In NACE, as in the case of aqueous CE, enantioseparation may be achieved by adding different chiral selectors to a NACE buffer system. Among the various chiral selectors, CDs [6] and their derivatives, such as a family of single isomer β- and γ-CD [[7], [8], [9], [10]], are the most widely employed in chiral NACE methods; although macrocyclic antibiotics, proteins, and polysaccharides have also been used [11]. Notably, anionic single isomer CDs at NACE conditions have drawn increasing attention in recent years, as evidenced by numerous publications [[12], [13], [14], [15]]. The resolution mechanism is usually based on inclusion complexation. However, external complex formation with the excellent separation of enantiomers is also possible [12,13]. Methods that can adequately characterise the formation of drug-CD inclusion complexes in solution include not only spectroscopic, electroanalytical and separation techniques, but also polarimetry and isothermal titration calorimetry [16].

This manuscript is part of a project concerning a mechanistic study of the enantioseparation of oxazolidinones. Previous parts of the study have already been published, including the analyses of LIN, TED, and radezolid [[17], [18], [19], [20]]. A better understanding of chirality may contribute to the advancement of our knowledge about non-covalent intermolecular interactions as well as the supramolecular chemistry of the novel analogues of oxazolidinones.

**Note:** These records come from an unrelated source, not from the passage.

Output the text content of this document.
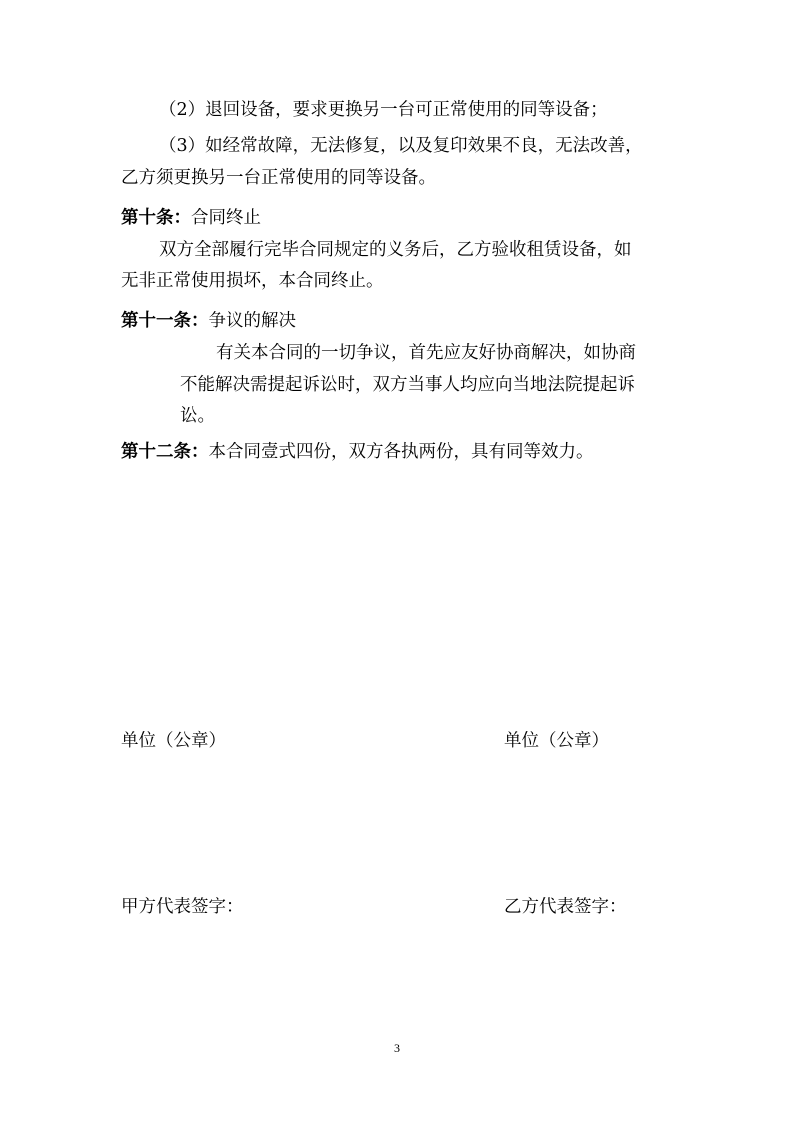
（2）退回设备，要求更换另一台可正常使用的同等设备；

（3）如经常故障，无法修复，以及复印效果不良，无法改善，

乙方须更换另一台正常使用的同等设备。

第十条：合同终止

双方全部履行完毕合同规定的义务后，乙方验收租赁设备，如

无非正常使用损坏，本合同终止。

第十一条：争议的解决

有关本合同的一切争议，首先应友好协商解决，如协商

不能解决需提起诉讼时，双方当事人均应向当地法院提起诉

讼。

第十二条：本合同壹式四份，双方各执两份，具有同等效力。

单位（公章）	单位（公章）

甲方代表签字：	乙方代表签字：

3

The aim of this study was to develop the principles of chiral separation of STD using charged single isomer derivatives of CDs by NACE and to attempt to explain and understand the process of complex formation. The simultaneous chiral separation of STD and LIN enantiomers was investigated to directly define the influence of the structure of the morpholine ring or thiomorpholine ring (in fact, the difference was one atom) on the complexation process. What is more, enantioselective interactions towards the synthesised precursor of the LIN and STD isomers (preLS) were also studied.

As capillary electrophoresis suffers from the disadvantage of not being able to provide any direct structural information about complex formation, infrared spectroscopy (FT-IR), NMR spectroscopy and molecular modelling were used to understand the complex geometry of (S)-STD and its intermolecular interaction.